EA to ditch online passes

Written by David Hing

May 17, 2013 | 08:12

Tags: #battlefield #battlefield-4 #online-pass

Companies: #ea #ea-sports

EA is dropping online passes on its new titles following feedback from its players.

Talking to VentureBeat, EA senior director of corporate communications John Reseburg confirmed that no new titles from EA will feature an online pass requirement to access online functionality.

'Initially launched as an effort to package a full menu of online content and services, many players didn't respond to the format,' said Reseburg, speaking to VentureBeat. 'We've listened to the feedback and decided to do away with it moving forward.'

The player response cited is curious as at the time of the program's launch in 2010, EA reported that there was no 'significant pushback from the user' in a statement regarding the company's commitment to the program.

Reseburg was specifically talking about the upcoming Battlefield 4 and the online pass is not being discontinued on titles that already require them, only not implemented on future titles.

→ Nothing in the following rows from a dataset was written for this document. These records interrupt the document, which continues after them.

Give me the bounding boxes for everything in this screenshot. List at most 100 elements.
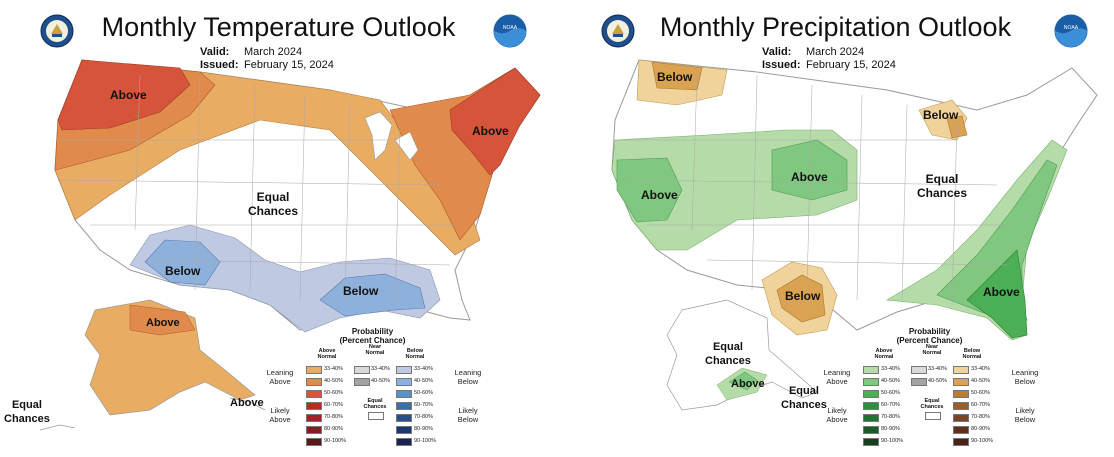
legend-below-swatch bbox=[396, 438, 412, 446]
legend-above-head: Above Normal bbox=[874, 348, 894, 360]
alaska-above-40 bbox=[728, 371, 758, 391]
label-above-w: Above bbox=[641, 188, 678, 202]
legend-above-range: 60-70% bbox=[881, 402, 900, 408]
legend-above-swatch bbox=[306, 438, 322, 446]
legend-below-range: 50-60% bbox=[414, 390, 433, 396]
legend-above-range: 50-60% bbox=[324, 390, 343, 396]
legend-equal: Equal Chances bbox=[920, 398, 944, 410]
precip-below-40-tx bbox=[776, 274, 826, 323]
temperature-valid: Valid: March 2024 bbox=[200, 46, 302, 59]
legend-below-range: 33-40% bbox=[414, 366, 433, 372]
label-below-s: Below bbox=[343, 284, 379, 298]
legend-leaning-above: Leaning Above bbox=[823, 368, 851, 386]
legend-leaning-above: Leaning Above bbox=[266, 368, 294, 386]
legend-below-swatch bbox=[953, 378, 969, 386]
temp-below-40-s bbox=[319, 273, 426, 317]
label-above-se: Above bbox=[983, 285, 1020, 299]
label-below-nw: Below bbox=[657, 70, 693, 84]
alaska bbox=[666, 299, 818, 411]
legend-below-swatch bbox=[953, 390, 969, 398]
legend-below-swatch bbox=[953, 402, 969, 410]
label-equal-ak2: Equal Chances bbox=[781, 384, 827, 412]
legend-above-range: 90-100% bbox=[324, 438, 347, 444]
equal-ak2-line1: Equal bbox=[788, 385, 819, 397]
issued-value: February 15, 2024 bbox=[244, 59, 334, 71]
label-below-sw: Below bbox=[165, 264, 201, 278]
legend-below-range: 60-70% bbox=[971, 402, 990, 408]
label-equal-chances: Equal Chances bbox=[917, 172, 967, 200]
temperature-legend: Probability (Percent Chance) Above Normal… bbox=[260, 324, 485, 456]
noaa-logo-icon: NOAA bbox=[1054, 14, 1088, 48]
legend-below-range: 40-50% bbox=[971, 378, 990, 384]
legend-below-swatch bbox=[953, 366, 969, 374]
legend-below-range: 80-90% bbox=[414, 426, 433, 432]
legend-above-range: 80-90% bbox=[324, 426, 343, 432]
precipitation-valid: Valid: March 2024 bbox=[762, 46, 864, 59]
precipitation-title: Monthly Precipitation Outlook bbox=[659, 12, 1012, 42]
legend-below-head: Below Normal bbox=[962, 348, 982, 360]
state-boundaries bbox=[615, 74, 1012, 306]
legend-below-swatch bbox=[953, 414, 969, 422]
legend-above-swatch bbox=[863, 438, 879, 446]
legend-above-range: 60-70% bbox=[324, 402, 343, 408]
legend-above-swatch bbox=[306, 414, 322, 422]
legend-below-swatch bbox=[396, 390, 412, 398]
legend-below-range: 80-90% bbox=[971, 426, 990, 432]
legend-near-range: 33-40% bbox=[371, 366, 390, 372]
legend-near-swatch bbox=[911, 366, 927, 374]
legend-leaning-below: Leaning Below bbox=[454, 368, 482, 386]
label-equal-ak: Equal Chances bbox=[705, 340, 751, 368]
precip-above-50-se bbox=[966, 249, 1028, 339]
precip-below-40-nw bbox=[651, 61, 703, 91]
legend-below-range: 33-40% bbox=[971, 366, 990, 372]
legend-above-swatch bbox=[863, 426, 879, 434]
equal-ak2-line2: Chances bbox=[781, 399, 827, 411]
legend-near-range: 33-40% bbox=[928, 366, 947, 372]
legend-title-2: (Percent Chance) bbox=[339, 336, 406, 345]
svg-text:NOAA: NOAA bbox=[1064, 25, 1079, 31]
label-above-ak: Above bbox=[146, 317, 180, 329]
legend-above-range: 33-40% bbox=[881, 366, 900, 372]
legend-below-swatch bbox=[396, 366, 412, 374]
temp-above-50-ne bbox=[449, 67, 541, 176]
legend-above-range: 40-50% bbox=[881, 378, 900, 384]
aleutians bbox=[39, 397, 266, 431]
legend-equal-swatch bbox=[925, 412, 941, 420]
temperature-map bbox=[39, 59, 541, 431]
equal-ak-line1: Equal bbox=[712, 341, 743, 353]
equal-ak-line2: Chances bbox=[705, 355, 751, 367]
legend-above-range: 50-60% bbox=[881, 390, 900, 396]
commerce-seal-icon bbox=[601, 14, 635, 48]
equal-ak-line1: Equal bbox=[11, 399, 42, 411]
legend-below-range: 60-70% bbox=[414, 402, 433, 408]
legend-above-swatch bbox=[306, 366, 322, 374]
equal-line2: Chances bbox=[917, 186, 968, 200]
legend-above-range: 80-90% bbox=[881, 426, 900, 432]
legend-title-2: (Percent Chance) bbox=[896, 336, 963, 345]
label-above-nw: Above bbox=[110, 88, 147, 102]
legend-near-range: 40-50% bbox=[371, 378, 390, 384]
equal-ak-line2: Chances bbox=[4, 413, 50, 425]
legend-likely-above: Likely Above bbox=[826, 406, 848, 424]
precipitation-legend: Probability (Percent Chance) Above Normal… bbox=[817, 324, 1042, 456]
temp-below-40-sw bbox=[144, 239, 221, 286]
legend-title-1: Probability bbox=[351, 327, 394, 336]
legend-below-head: Below Normal bbox=[405, 348, 425, 360]
legend-equal: Equal Chances bbox=[363, 398, 387, 410]
legend-above-swatch bbox=[863, 378, 879, 386]
precipitation-map bbox=[611, 59, 1098, 411]
legend-above-swatch bbox=[306, 378, 322, 386]
legend-above-swatch bbox=[306, 426, 322, 434]
legend-above-swatch bbox=[306, 390, 322, 398]
legend-likely-below: Likely Below bbox=[1014, 406, 1036, 424]
legend-below-range: 70-80% bbox=[414, 414, 433, 420]
alaska bbox=[84, 299, 256, 416]
label-above-ak: Above bbox=[731, 378, 765, 390]
temperature-outlook-panel: Monthly Temperature Outlook NOAA Valid: M… bbox=[4, 12, 541, 456]
legend-below-range: 50-60% bbox=[971, 390, 990, 396]
precipitation-issued: Issued: February 15, 2024 bbox=[762, 59, 896, 72]
legend-near-range: 40-50% bbox=[928, 378, 947, 384]
issued-label: Issued: bbox=[200, 59, 239, 71]
legend-above-range: 33-40% bbox=[324, 366, 343, 372]
legend-below-swatch bbox=[953, 438, 969, 446]
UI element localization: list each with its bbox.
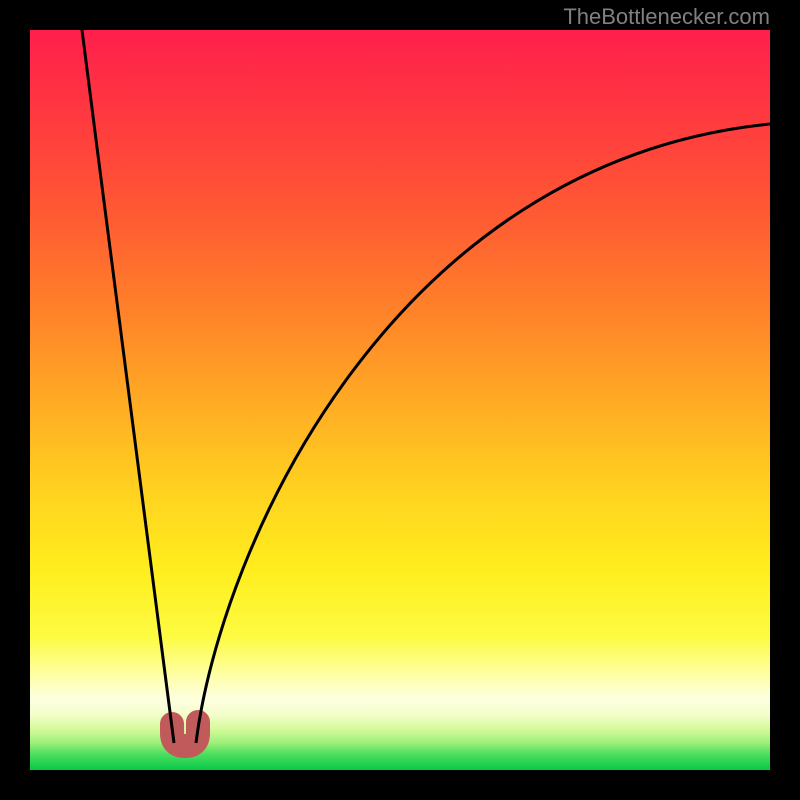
chart-container: TheBottlenecker.com	[0, 0, 800, 800]
border-right	[770, 0, 800, 800]
minimum-marker	[172, 722, 198, 746]
plot-area	[30, 30, 770, 770]
watermark-text: TheBottlenecker.com	[563, 4, 770, 30]
border-bottom	[0, 770, 800, 800]
curve-right-branch	[196, 124, 770, 743]
border-left	[0, 0, 30, 800]
curve-left-branch	[82, 30, 174, 743]
curve-layer	[30, 30, 770, 770]
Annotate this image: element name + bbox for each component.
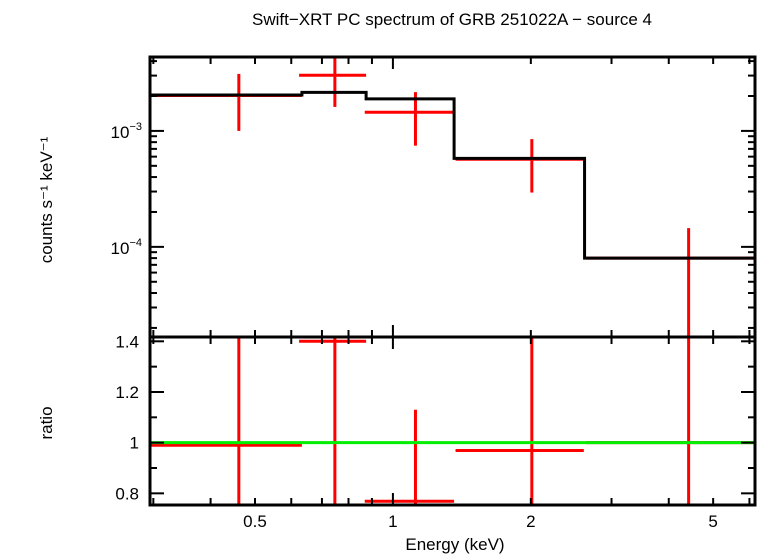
x-tick-label: 2 (526, 512, 535, 531)
y-tick-label-top: 10−3 (111, 121, 142, 142)
x-tick-label: 1 (388, 512, 397, 531)
x-tick-label: 5 (708, 512, 717, 531)
tick-exponent: −3 (129, 121, 142, 133)
y-tick-label-bottom: 1.2 (115, 383, 139, 402)
y-tick-label-bottom: 1.4 (115, 332, 139, 351)
tick-base: 10 (111, 123, 130, 142)
y-axis-label-bottom: ratio (37, 406, 56, 439)
tick-exponent: −4 (129, 237, 142, 249)
model-step-line (150, 90, 755, 260)
y-tick-label-bottom: 1 (130, 434, 139, 453)
x-tick-label: 0.5 (243, 512, 267, 531)
y-axis-label-top: counts s⁻¹ keV⁻¹ (37, 136, 56, 263)
chart-title: Swift−XRT PC spectrum of GRB 251022A − s… (252, 10, 652, 29)
bottom-panel-frame (148, 335, 757, 507)
x-axis-label: Energy (keV) (405, 535, 504, 554)
tick-base: 10 (111, 239, 130, 258)
y-tick-label-bottom: 0.8 (115, 484, 139, 503)
y-tick-label-top: 10−4 (111, 237, 142, 258)
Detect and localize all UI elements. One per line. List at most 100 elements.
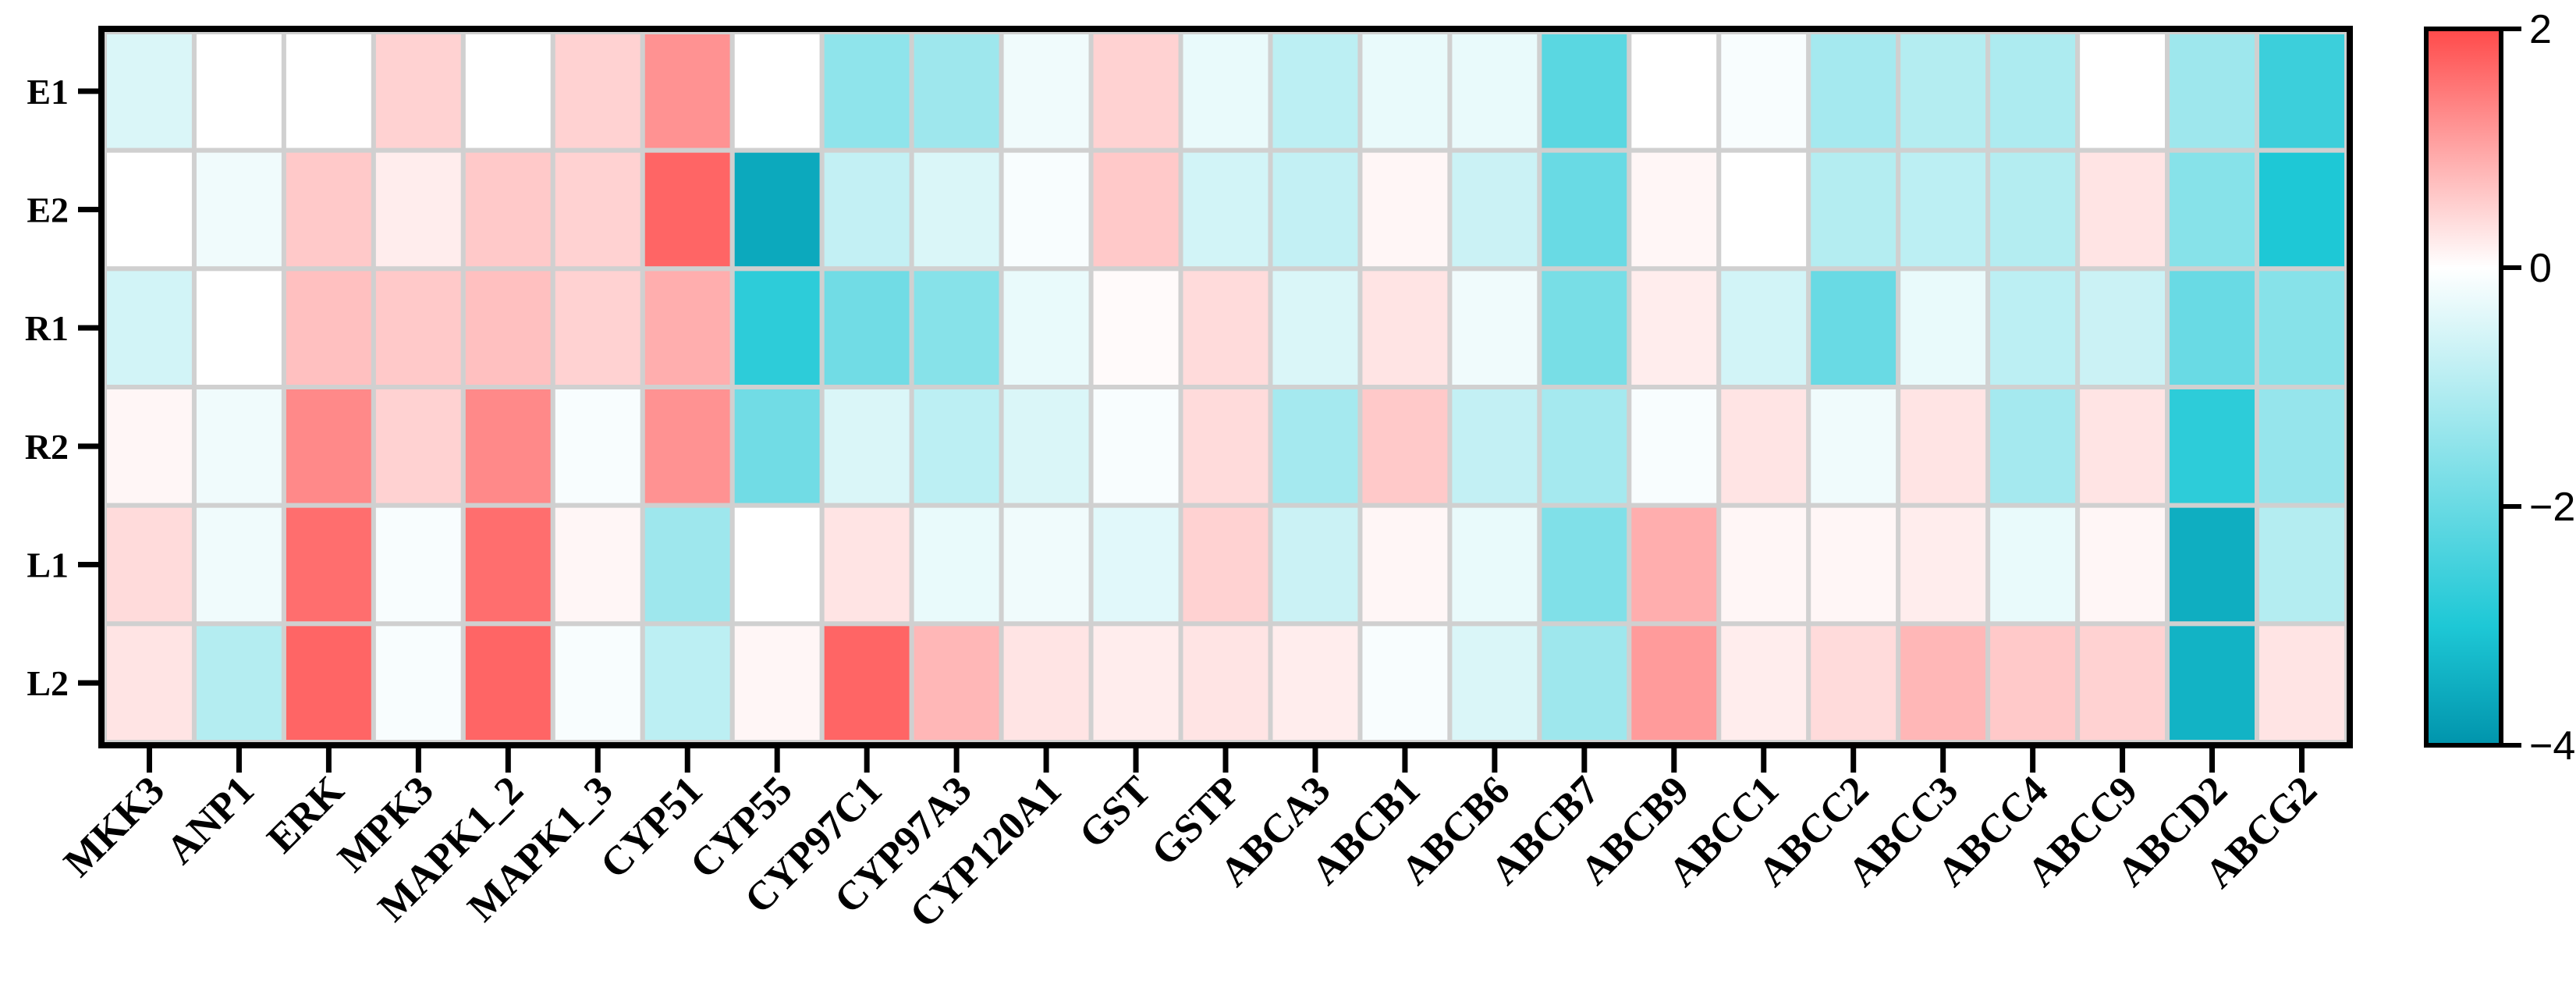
heatmap-cell <box>1357 266 1453 390</box>
heatmap-cell <box>371 385 466 508</box>
heatmap-cell <box>1447 147 1542 272</box>
heatmap-cell <box>2075 621 2170 744</box>
heatmap-cell <box>819 266 914 390</box>
heatmap-cell <box>102 621 197 744</box>
heatmap-cell <box>371 621 466 744</box>
heatmap-cell <box>2255 266 2350 390</box>
heatmap-cell <box>1627 621 1722 744</box>
heatmap-cell <box>191 147 286 272</box>
heatmap-cell <box>2075 147 2170 272</box>
heatmap-cell <box>1088 30 1183 153</box>
colorbar-ticks: 2 0 −2 −4 <box>2501 7 2575 769</box>
heatmap-cell <box>550 266 645 390</box>
heatmap-cell <box>2255 30 2350 153</box>
heatmap-cell <box>550 30 645 153</box>
heatmap-cell <box>102 385 197 508</box>
heatmap-cell <box>2075 503 2170 627</box>
heatmap-cell <box>819 30 914 153</box>
heatmap-cell <box>1178 266 1273 390</box>
heatmap-cell <box>1268 385 1363 508</box>
heatmap-cell <box>371 503 466 627</box>
heatmap-cell <box>371 30 466 153</box>
heatmap-cell <box>2165 30 2260 153</box>
heatmap-cell <box>2075 30 2170 153</box>
heatmap-cell <box>1627 385 1722 508</box>
heatmap-cell <box>102 30 197 153</box>
heatmap-cell <box>999 147 1094 272</box>
heatmap-cell <box>729 266 825 390</box>
heatmap-cell <box>640 266 735 390</box>
heatmap-cell <box>191 266 286 390</box>
heatmap-cell <box>999 621 1094 744</box>
heatmap-cell <box>281 30 376 153</box>
heatmap-cell <box>1716 147 1811 272</box>
heatmap-cell <box>460 621 555 744</box>
heatmap-cell <box>1985 147 2081 272</box>
heatmap-cell <box>1806 266 1901 390</box>
heatmap-cell <box>1537 385 1632 508</box>
heatmap-cell <box>1896 503 1991 627</box>
heatmap-cell <box>1716 503 1811 627</box>
heatmap-cell <box>2255 385 2350 508</box>
plot-frame <box>98 26 2353 748</box>
heatmap-cell <box>1268 621 1363 744</box>
heatmap-cell <box>819 385 914 508</box>
heatmap-cell <box>1088 266 1183 390</box>
heatmap-cell <box>1088 621 1183 744</box>
heatmap-cell <box>729 503 825 627</box>
heatmap-cell <box>1985 266 2081 390</box>
heatmap-cell <box>1178 30 1273 153</box>
heatmap-cell <box>2255 503 2350 627</box>
heatmap-cell <box>550 503 645 627</box>
row-label: R1 <box>25 308 69 348</box>
heatmap-cell <box>191 503 286 627</box>
heatmap-cell <box>729 621 825 744</box>
heatmap-cell <box>1357 503 1453 627</box>
row-label: E1 <box>27 72 69 112</box>
heatmap-cell <box>1985 30 2081 153</box>
heatmap-cell <box>1088 385 1183 508</box>
heatmap-cell <box>1537 266 1632 390</box>
heatmap-cell <box>2165 266 2260 390</box>
heatmap-cell <box>1806 385 1901 508</box>
heatmap-cell <box>909 266 1004 390</box>
colorbar: 2 0 −2 −4 <box>2424 7 2575 769</box>
heatmap-cell <box>1447 385 1542 508</box>
heatmap-cell <box>999 503 1094 627</box>
heatmap-cell <box>460 503 555 627</box>
heatmap-cell <box>550 621 645 744</box>
heatmap-cell <box>550 385 645 508</box>
heatmap-cell <box>2075 266 2170 390</box>
heatmap-cell <box>1178 621 1273 744</box>
heatmap-cell <box>2165 147 2260 272</box>
heatmap-cell <box>1716 385 1811 508</box>
heatmap-cell <box>281 385 376 508</box>
heatmap-cell <box>1088 147 1183 272</box>
heatmap-cell <box>1357 621 1453 744</box>
heatmap-cell <box>1716 30 1811 153</box>
heatmap-cell <box>102 147 197 272</box>
heatmap-cell <box>640 503 735 627</box>
heatmap-cell <box>550 147 645 272</box>
row-label: L2 <box>27 663 69 703</box>
heatmap-cell <box>1357 147 1453 272</box>
heatmap-cell <box>640 30 735 153</box>
heatmap-cell <box>1357 385 1453 508</box>
colorbar-tick-label: −2 <box>2529 485 2575 530</box>
heatmap-cell <box>2255 621 2350 744</box>
heatmap-cell <box>2165 503 2260 627</box>
heatmap-cell <box>729 147 825 272</box>
heatmap-cell <box>2075 385 2170 508</box>
heatmap-cell <box>1806 621 1901 744</box>
heatmap-cell <box>1447 503 1542 627</box>
heatmap-cell <box>819 503 914 627</box>
row-label: R2 <box>25 427 69 467</box>
heatmap-cell <box>281 266 376 390</box>
heatmap-cell <box>1447 266 1542 390</box>
heatmap-cell <box>1896 30 1991 153</box>
heatmap-cell <box>909 147 1004 272</box>
heatmap-cell <box>1896 147 1991 272</box>
heatmap-cell <box>1268 30 1363 153</box>
row-labels: E1 E2 R1 R2 L1 L2 <box>25 72 101 703</box>
heatmap-cell <box>1896 621 1991 744</box>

Games that currently use the online pass include Battlefield 3 and most of the entries in the EA Sports catalogue and there are no reported plans to phase these out at this time.

The move does not necessarily mean that EA is backing away from developing online features with Reseburg commenting that the company will still be committed to creating content and services that make players want to keep playing a title beyond its initial play through.

Judging by the success that EA often trumpets with regards to The Simpsons: Tapped Out, there's a possibility that this continued content creation could take the form of micro-transactions for its more traditional triple A titles, something that the company has experimented with before on Dead Space 3.

Online Pass
Online passes are an attempt to fight the second hand game market. As accessing online features requires this one-use activation code, if a second hand title is sold without an un-used code then a replacement can then be bought from the publisher directly, ensuring a revenue stream from used games. Other publishers including Activision and Ubisoft also use online passes.